If the bucket is empty, lo=hi=i=0 at the start, the loop body is never entered, and the macro sets INDEX to 0 and ABSENT to true. That’s why _cmp is initialized to 1 (_cmp becomes ABSENT).

Else the bucket is not empty, lo<hi at the start, and the loop body is entered. The invariant is obviously satisfied then, as lo=0 and hi=len.

If K[i]<k, lo is set to i+1, preserving that K(lo-1) = K[i] < k.

If K[i]>k, hi is set to i, preserving that K[hi] = K[i] > k.

If the loop exits after either of those, _cmp != 0, so ABSENT becomes true.

If K[i]=k, the loop breaks, so that INDEX becomes i, and ABSENT becomes false (_cmp=0 in this case).

The same case analysis for BTREE_SEARCH on lo and hi holds here:

  1. (lo == i == hi) if and only if (lo   == hi).

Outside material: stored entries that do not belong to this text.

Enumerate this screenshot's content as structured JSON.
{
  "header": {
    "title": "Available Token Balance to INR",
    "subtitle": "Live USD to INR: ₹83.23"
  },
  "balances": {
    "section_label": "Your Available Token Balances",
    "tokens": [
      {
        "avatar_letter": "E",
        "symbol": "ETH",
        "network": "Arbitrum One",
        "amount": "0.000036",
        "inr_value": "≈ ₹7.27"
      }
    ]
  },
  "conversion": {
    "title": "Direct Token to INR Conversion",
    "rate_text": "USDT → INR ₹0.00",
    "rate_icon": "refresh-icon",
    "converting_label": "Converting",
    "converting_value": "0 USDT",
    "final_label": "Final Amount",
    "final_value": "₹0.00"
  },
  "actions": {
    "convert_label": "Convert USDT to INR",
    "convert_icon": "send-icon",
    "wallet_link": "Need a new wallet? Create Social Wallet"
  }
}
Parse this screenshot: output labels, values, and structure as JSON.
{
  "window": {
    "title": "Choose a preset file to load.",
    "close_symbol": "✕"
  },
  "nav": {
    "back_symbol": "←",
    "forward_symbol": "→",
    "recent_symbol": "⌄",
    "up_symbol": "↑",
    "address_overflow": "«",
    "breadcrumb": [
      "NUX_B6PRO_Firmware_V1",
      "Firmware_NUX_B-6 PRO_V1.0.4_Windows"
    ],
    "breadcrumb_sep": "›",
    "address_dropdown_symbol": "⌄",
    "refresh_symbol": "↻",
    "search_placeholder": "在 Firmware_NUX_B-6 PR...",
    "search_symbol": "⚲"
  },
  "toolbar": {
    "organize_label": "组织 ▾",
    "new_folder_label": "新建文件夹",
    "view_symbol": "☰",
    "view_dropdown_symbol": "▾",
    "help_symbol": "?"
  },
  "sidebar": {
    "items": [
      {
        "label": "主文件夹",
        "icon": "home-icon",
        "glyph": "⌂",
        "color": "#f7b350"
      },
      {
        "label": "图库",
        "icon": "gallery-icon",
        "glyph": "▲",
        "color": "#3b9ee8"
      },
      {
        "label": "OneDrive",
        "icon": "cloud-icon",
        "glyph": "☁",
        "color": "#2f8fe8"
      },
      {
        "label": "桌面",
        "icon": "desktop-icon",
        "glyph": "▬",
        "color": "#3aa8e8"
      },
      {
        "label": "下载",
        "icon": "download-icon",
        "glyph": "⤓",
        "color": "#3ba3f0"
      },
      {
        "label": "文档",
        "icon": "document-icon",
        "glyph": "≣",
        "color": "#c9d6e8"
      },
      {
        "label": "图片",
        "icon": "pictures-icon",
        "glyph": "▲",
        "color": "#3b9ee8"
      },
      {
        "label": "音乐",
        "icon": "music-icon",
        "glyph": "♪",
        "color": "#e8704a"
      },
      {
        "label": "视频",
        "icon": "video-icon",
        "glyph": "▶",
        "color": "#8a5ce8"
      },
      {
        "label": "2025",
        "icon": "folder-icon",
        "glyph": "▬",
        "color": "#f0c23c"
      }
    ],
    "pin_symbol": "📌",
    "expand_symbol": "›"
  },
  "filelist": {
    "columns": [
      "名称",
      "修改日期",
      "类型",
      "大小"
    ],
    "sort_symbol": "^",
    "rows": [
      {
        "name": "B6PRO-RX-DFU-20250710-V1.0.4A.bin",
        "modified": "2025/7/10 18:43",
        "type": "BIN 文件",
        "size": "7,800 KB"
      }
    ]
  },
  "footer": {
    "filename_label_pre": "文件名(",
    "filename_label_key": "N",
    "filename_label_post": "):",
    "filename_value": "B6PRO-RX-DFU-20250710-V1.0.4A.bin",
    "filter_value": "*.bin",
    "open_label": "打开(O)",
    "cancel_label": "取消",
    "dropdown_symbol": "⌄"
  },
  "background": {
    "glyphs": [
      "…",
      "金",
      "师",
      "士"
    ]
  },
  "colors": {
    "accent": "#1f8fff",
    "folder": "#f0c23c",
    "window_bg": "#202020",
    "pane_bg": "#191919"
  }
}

  2. (lo == i  < hi) if and only if (lo+1 == hi).

  3. (lo  < i  < hi) if and only if (lo+1  < hi).

So long as lo+1 < hi, we’re in case (c), and either break with equality (in which case the right results are obviously computed) or narrow the range. If equality doesn’t obtain, the range eventually narrows to cases (a) or (b).

To go from (c) to (a), we must have lo+2==hi at the start, and K[i]=K[lo+1]<k. Then the new lo gets set to i+1 = lo+2 = hi, and the loop exits with lo=hi=i and _cmp<0. This is correct, because we know that k != K(i) (loop invariant! we actually know something stronger, that k < K(hi); since i=hi, this implies k != K(i)).

Else (c) eventually falls into case (b), lo+1==hi and i==lo. The invariant tells us K(lo-1) < k < K(hi) = K(lo+1), so if the key is present it must be at K(lo). i==lo in this case, so we test K(lo) against k. As always, if equality obtains we do the right thing, else case #b becomes case (a).

When (b) becomes (a), the last comparison was non-equal, so _cmp is non-zero, and the loop exits because lo==hi==i in case (a). The invariant then tells us K(lo-1) < k < K(lo), so the key is in fact not present, it’s correct to exit with _cmp non-zero, and i==lo is again the index at which k belongs.

Optimization points

  • As for BTREE_SEARCH, shifting of signed ints is cheaper than division.

  • Unlike as for BTREE_SEARCH, there’s nothing special about searching an empty bucket, and the macro computes thoroughly sensible results in that case.

  • The order of _cmp comparisons differs from BTREE_SEARCH. When searching a bucket, it’s much more likely (than when searching a BTree node) that the key is present, so testing __cmp==0 isn’t a systematic waste of cycles. At the extreme, if all searches are successful (key present), on average this saves one comparison per search, against leaving the determination of _cmp==0 implicit (as BTREE_SEARCH does). But even on successful searches, __cmp != 0 is a more popular outcome than __cmp == 0 across iterations (unless the bucket has only a few keys), so it’s important to check one of the inequality cases first. It turns out it’s better on average to check K(i) < key (than to check K(i) > key), because when it pays it narrows the range more (we get a little boost from setting lo=i+1 in this case; the other case sets hi=i, which isn’t as much of a narrowing).